Suing the Mortgage Industry: Turnabout is Fair Play
By Chip Parker, Jacksonville Bankruptcy Attorney on Jul 16, 2007 in General Bankruptcy Information
Associated Press reporter, Alan Zibel, reports in a recent article that everyone is suing the mortgage industry over the current subprime lending debacle, and industry experts agree that the financial impact of the subprime meltdown will eclipse the most scandalous fraud in financial history – Enron.
Homeowners are suing lenders. Shareholders are suing collapsed mortgage companies. Investors in complex mortgage securities are starting to sue big Wall Street banks.
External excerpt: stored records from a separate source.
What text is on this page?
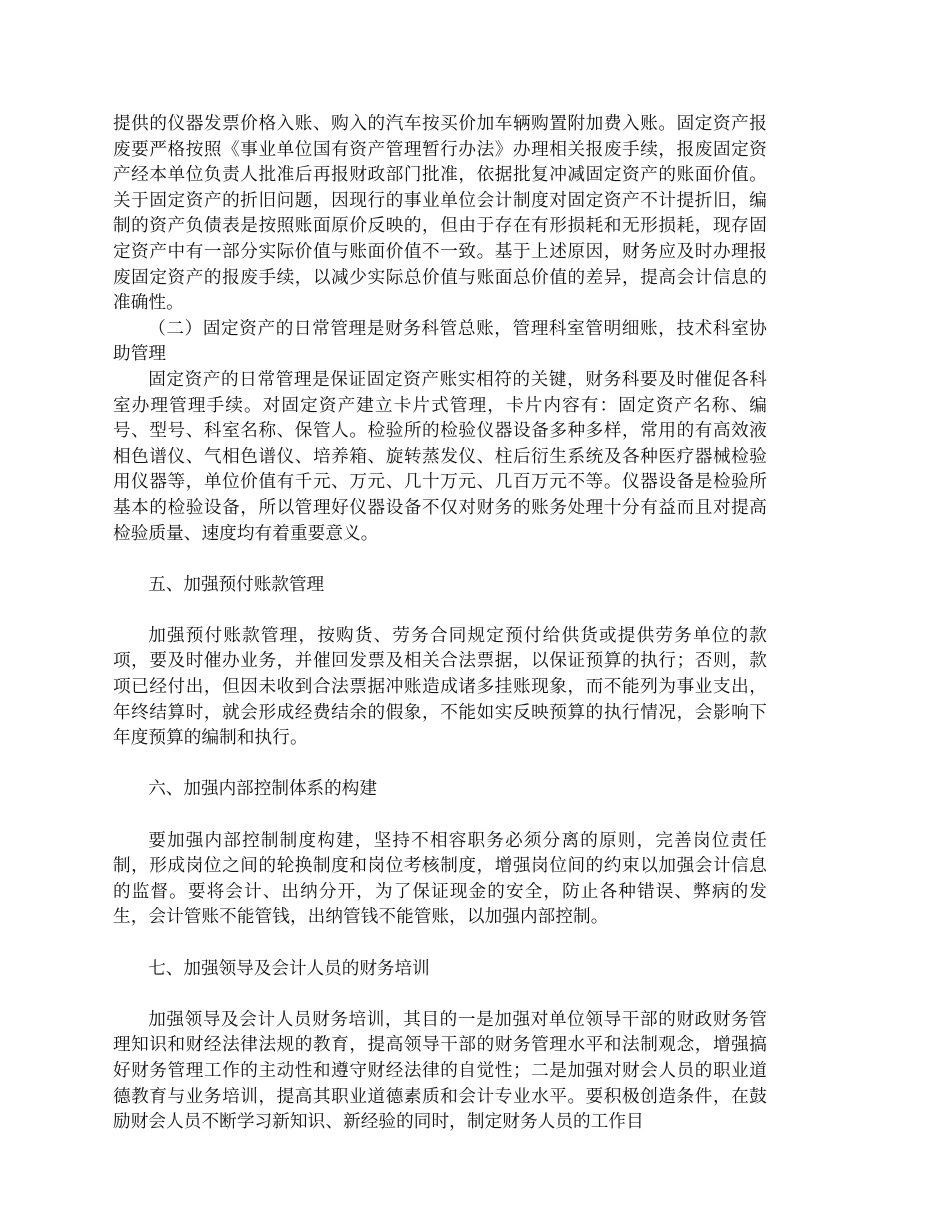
提供的仪器发票价格入账、购入的汽车按买价加车辆购置附加费入账。固定资产报废要严格按照《事业单位国有资产管理暂行办法》办理相关报废手续，报废固定资产经本单位负责人批准后再报财政部门批准，依据批复冲减固定资产的账面价值。关于固定资产的折旧问题，因现行的事业单位会计制度对固定资产不计提折旧，编制的资产负债表是按照账面原价反映的，但由于存在有形损耗和无形损耗，现存固定资产中有一部分实际价值与账面价值不一致。基于上述原因，财务应及时办理报废固定资产的报废手续，以减少实际总价值与账面总价值的差异，提高会计信息的准确性。

（二）固定资产的日常管理是财务科管总账，管理科室管明细账，技术科室协助管理

固定资产的日常管理是保证固定资产账实相符的关键，财务科要及时催促各科室办理管理手续。对固定资产建立卡片式管理，卡片内容有：固定资产名称、编号、型号、科室名称、保管人。检验所的检验仪器设备多种多样，常用的有高效液相色谱仪、气相色谱仪、培养箱、旋转蒸发仪、柱后衍生系统及各种医疗器械检验用仪器等，单位价值有千元、万元、几十万元、几百万元不等。仪器设备是检验所基本的检验设备，所以管理好仪器设备不仅对财务的账务处理十分有益而且对提高检验质量、速度均有着重要意义。

五、加强预付账款管理

加强预付账款管理，按购货、劳务合同规定预付给供货或提供劳务单位的款项，要及时催办业务，并催回发票及相关合法票据，以保证预算的执行；否则，款项已经付出，但因未收到合法票据冲账造成诸多挂账现象，而不能列为事业支出，年终结算时，就会形成经费结余的假象，不能如实反映预算的执行情况，会影响下年度预算的编制和执行。

六、加强内部控制体系的构建

要加强内部控制制度构建，坚持不相容职务必须分离的原则，完善岗位责任制，形成岗位之间的轮换制度和岗位考核制度，增强岗位间的约束以加强会计信息的监督。要将会计、出纳分开，为了保证现金的安全，防止各种错误、弊病的发生，会计管账不能管钱，出纳管钱不能管账，以加强内部控制。

七、加强领导及会计人员的财务培训

加强领导及会计人员财务培训，其目的一是加强对单位领导干部的财政财务管理知识和财经法律法规的教育，提高领导干部的财务管理水平和法制观念，增强搞好财务管理工作的主动性和遵守财经法律的自觉性；二是加强对财会人员的职业道德教育与业务培训，提高其职业道德素质和会计专业水平。要积极创造条件，在鼓励财会人员不断学习新知识、新经验的同时，制定财务人员的工作目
Those investment banks are turning around and suing the mortgage companies.
Recently, the NAACP sued a dozen mortgage companies, alleging that lenders target blacks for higher interest rate loans. See Jay Fleischman’s recent article on “redlining.”
Institutional investors are suing mortgage companies, alleging they misrepresented the risk associated with subprime loans, but the subprime lenders counter that the investors knew the loans were high risk. However, the investors argue that the lenders were approving loans with no proof of creditworthiness or “due diligence.”
The situation is expected to get worse before it gets better. Before the end of 2008, $1.2 TRILLION of adjustable rate loans, 70% of which are subprime loans, will “reset” to higher interest rates and higher monthly payments.
As previously reported here at BLN, the subprime debacle is not just a real estate problem. There is news every day of its effect on Wall Street, including the recent downgrading of billions of dollars worth of bonds backed by subprime mortgages.
Legal problems are not limited to civil lawsuits, either. State Attorneys General, including New York’s Andrew Cuomo, are investigating allegations of fraud by mortgage brokers inserting undisclosed “yield-spread premiums” and appraisers inflating the estimated value of homes.